The Nazarene community of Europe originated in the 1840s. Two visiting Hungarian locksmiths were converted by Samuel Heinrich Fröhlich (1803–57) around 1830, these men returned to Budapest and converted a nineteen-year-old locksmith Lajos Hencsey, who was to be known as the Hungarian Samuel Fröhlich, and his two companions János Denkel and János Kropacsek promoting Wirz and Fröhlich's teachings where it briefly flourished in Hungary, Serbia and Romania beginning in 1840. According to Peter Brock "by the beginning of the twentieth century the Nazarenes of Hungary numbered between 13,000 to 15,000." The group survives today primarily as the Nazirineni church in Romania, Nazarénusok in Transylvania and Hungary, with around 1,000 members. The Nazarenes were widely persecuted by their European authorities due their stance on peace and objection to weapons or war. During (and especially after) World War II many men were imprisoned and tortured for their beliefs.

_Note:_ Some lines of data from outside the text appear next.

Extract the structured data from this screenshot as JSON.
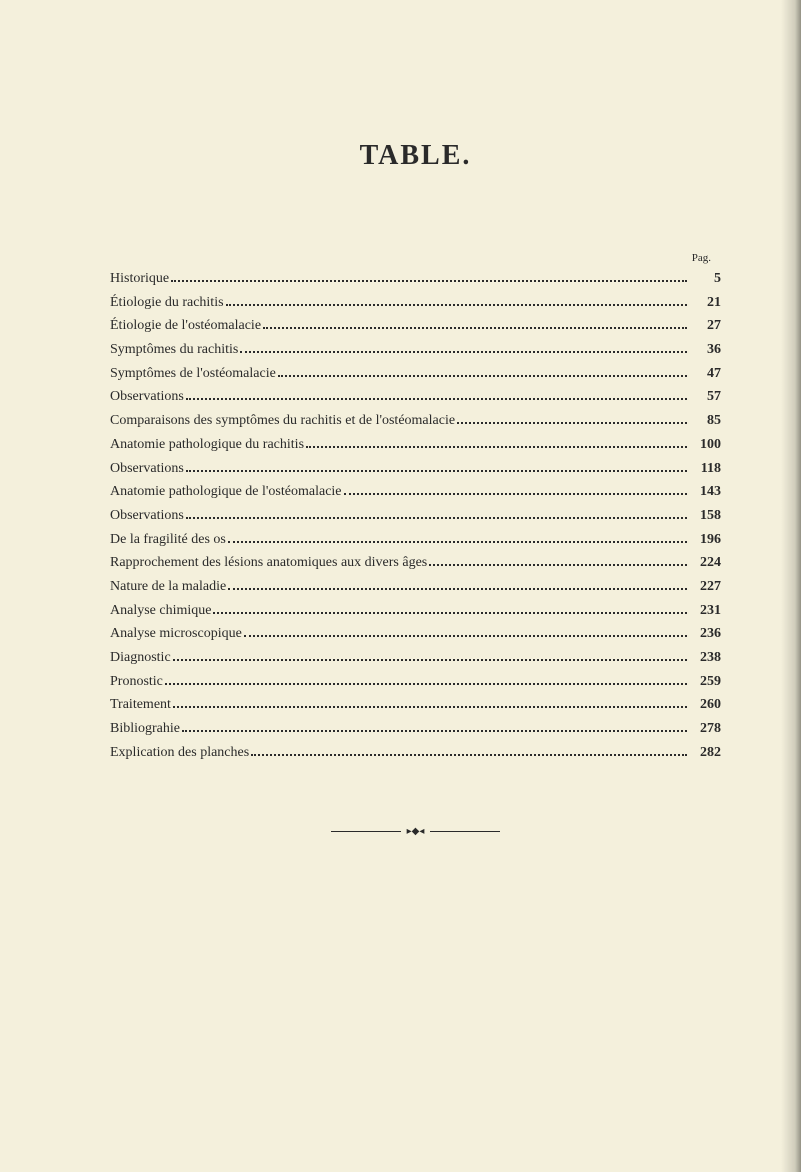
{
  "title": "TABLE.",
  "pag_label": "Pag.",
  "entries": [
    {
      "label": "Historique",
      "page": "5"
    },
    {
      "label": "Étiologie du rachitis",
      "page": "21"
    },
    {
      "label": "Étiologie de l'ostéomalacie",
      "page": "27"
    },
    {
      "label": "Symptômes du rachitis",
      "page": "36"
    },
    {
      "label": "Symptômes de l'ostéomalacie",
      "page": "47"
    },
    {
      "label": "Observations",
      "page": "57"
    },
    {
      "label": "Comparaisons des symptômes du rachitis et de l'ostéomalacie",
      "page": "85"
    },
    {
      "label": "Anatomie pathologique du rachitis",
      "page": "100"
    },
    {
      "label": "Observations",
      "page": "118"
    },
    {
      "label": "Anatomie pathologique de l'ostéomalacie",
      "page": "143"
    },
    {
      "label": "Observations",
      "page": "158"
    },
    {
      "label": "De la fragilité des os",
      "page": "196"
    },
    {
      "label": "Rapprochement des lésions anatomiques aux divers âges",
      "page": "224"
    },
    {
      "label": "Nature de la maladie",
      "page": "227"
    },
    {
      "label": "Analyse chimique",
      "page": "231"
    },
    {
      "label": "Analyse microscopique",
      "page": "236"
    },
    {
      "label": "Diagnostic",
      "page": "238"
    },
    {
      "label": "Pronostic",
      "page": "259"
    },
    {
      "label": "Traitement",
      "page": "260"
    },
    {
      "label": "Bibliograhie",
      "page": "278"
    },
    {
      "label": "Explication des planches",
      "page": "282"
    }
  ],
  "colors": {
    "background": "#f4f0dc",
    "text": "#2a2a2a"
  },
  "typography": {
    "title_fontsize": 28,
    "entry_fontsize": 14,
    "pag_fontsize": 11,
    "font_family": "Georgia, Times New Roman, serif"
  }
}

== Beliefs and church practices ==

- Many churches have separate seating for men and women, depending on local custom and occasion.
- Leadership consists of one or more locally ordained elders assisted by one or more ministers.
- Informal attire is expected during church events. Women are encouraged to be modestly dressed
- Communion is served throughout the year for church members, most often near Easter and after baptism services.
- Converts generally wait for a time until a formal baptism is conducted.
- Different churches typically exchange "greetings" between each other and their members, either in person or at-large while any church events are shared (or "announced") to the congregation.
- A belief in two works of grace—the New Birth and entire sanctification (baptism of the Holy Spirit), characteristic of denominations aligned with the holiness movement

==Services==

Most churches have the following:
- Sunday Morning Worship Service
- Sunday Afternoon Worship Service
- Sunday Evening Song Service
- Midweek Evening Worship Service
- A few churches also hold a Saturday Evening Song Service

==Locations==

Spread throughout the world, churches can be found in many countries.

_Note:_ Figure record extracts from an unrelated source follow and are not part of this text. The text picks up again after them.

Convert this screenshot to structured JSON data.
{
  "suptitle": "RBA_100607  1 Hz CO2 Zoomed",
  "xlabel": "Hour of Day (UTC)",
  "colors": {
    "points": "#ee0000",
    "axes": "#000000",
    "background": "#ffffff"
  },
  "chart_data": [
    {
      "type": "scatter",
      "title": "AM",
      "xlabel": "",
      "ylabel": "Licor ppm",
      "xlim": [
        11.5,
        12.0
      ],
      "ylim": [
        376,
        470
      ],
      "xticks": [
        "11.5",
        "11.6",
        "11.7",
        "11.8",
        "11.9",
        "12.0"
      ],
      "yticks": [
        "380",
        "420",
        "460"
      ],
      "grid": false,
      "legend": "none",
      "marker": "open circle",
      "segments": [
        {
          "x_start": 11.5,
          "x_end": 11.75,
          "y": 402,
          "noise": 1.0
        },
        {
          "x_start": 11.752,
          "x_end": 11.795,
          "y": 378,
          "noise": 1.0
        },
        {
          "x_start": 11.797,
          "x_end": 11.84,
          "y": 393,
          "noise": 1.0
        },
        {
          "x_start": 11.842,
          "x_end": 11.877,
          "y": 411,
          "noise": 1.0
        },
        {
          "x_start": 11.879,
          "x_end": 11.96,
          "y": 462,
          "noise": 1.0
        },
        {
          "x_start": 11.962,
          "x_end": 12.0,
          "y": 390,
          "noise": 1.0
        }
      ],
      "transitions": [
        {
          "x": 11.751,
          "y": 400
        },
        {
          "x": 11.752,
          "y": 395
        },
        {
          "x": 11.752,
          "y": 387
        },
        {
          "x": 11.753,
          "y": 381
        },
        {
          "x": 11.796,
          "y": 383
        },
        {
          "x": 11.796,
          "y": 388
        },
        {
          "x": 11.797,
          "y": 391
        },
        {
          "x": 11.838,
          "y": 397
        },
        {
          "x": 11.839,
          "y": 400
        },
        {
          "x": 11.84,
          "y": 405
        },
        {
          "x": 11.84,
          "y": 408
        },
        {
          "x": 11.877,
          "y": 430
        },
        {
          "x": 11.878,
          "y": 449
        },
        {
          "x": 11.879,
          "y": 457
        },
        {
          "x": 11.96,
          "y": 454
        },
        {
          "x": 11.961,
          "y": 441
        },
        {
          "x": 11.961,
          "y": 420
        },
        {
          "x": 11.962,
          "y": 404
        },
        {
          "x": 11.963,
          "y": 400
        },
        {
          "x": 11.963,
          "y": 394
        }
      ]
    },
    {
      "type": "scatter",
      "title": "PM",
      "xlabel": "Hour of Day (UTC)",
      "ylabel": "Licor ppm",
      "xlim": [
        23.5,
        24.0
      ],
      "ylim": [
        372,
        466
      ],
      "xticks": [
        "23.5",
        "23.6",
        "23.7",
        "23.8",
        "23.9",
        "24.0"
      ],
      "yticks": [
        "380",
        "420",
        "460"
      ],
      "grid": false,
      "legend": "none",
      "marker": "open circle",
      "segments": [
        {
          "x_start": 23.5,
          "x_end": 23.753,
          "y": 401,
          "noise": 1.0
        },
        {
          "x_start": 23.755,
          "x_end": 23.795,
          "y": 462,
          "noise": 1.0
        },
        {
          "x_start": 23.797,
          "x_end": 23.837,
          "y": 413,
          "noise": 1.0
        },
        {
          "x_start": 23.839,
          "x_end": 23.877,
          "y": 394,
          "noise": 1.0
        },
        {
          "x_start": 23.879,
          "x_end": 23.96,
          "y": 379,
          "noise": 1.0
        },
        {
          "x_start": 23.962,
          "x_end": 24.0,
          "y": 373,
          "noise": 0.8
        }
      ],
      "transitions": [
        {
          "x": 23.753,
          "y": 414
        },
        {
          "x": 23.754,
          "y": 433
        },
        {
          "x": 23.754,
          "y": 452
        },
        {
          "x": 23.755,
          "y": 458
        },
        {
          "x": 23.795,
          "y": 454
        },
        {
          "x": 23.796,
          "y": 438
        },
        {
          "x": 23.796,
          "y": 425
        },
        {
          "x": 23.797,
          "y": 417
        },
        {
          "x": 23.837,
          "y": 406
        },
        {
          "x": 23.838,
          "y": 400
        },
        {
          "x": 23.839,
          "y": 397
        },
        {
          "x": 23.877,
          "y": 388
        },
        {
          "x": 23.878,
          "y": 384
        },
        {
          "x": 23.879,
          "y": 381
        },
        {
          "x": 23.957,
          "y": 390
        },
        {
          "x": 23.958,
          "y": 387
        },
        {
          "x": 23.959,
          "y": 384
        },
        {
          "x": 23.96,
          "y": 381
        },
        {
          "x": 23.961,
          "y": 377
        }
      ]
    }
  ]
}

- Argentina, Brazil, Canada, Mexico, Paraguay and United States of America.
- Switzerland, Austria, Croatia, France, Germany, Hungary, Romania, Serbia, Slovakia, Sweden, and Ukraine.
- Australia, Japan and Papua New Guinea.
- Ghana, Africa.
- Although small, there is also a Nazarene church in Israel
Along with missionary work, the church also engages and operates in several nursing homes, schools, charities and orphanages.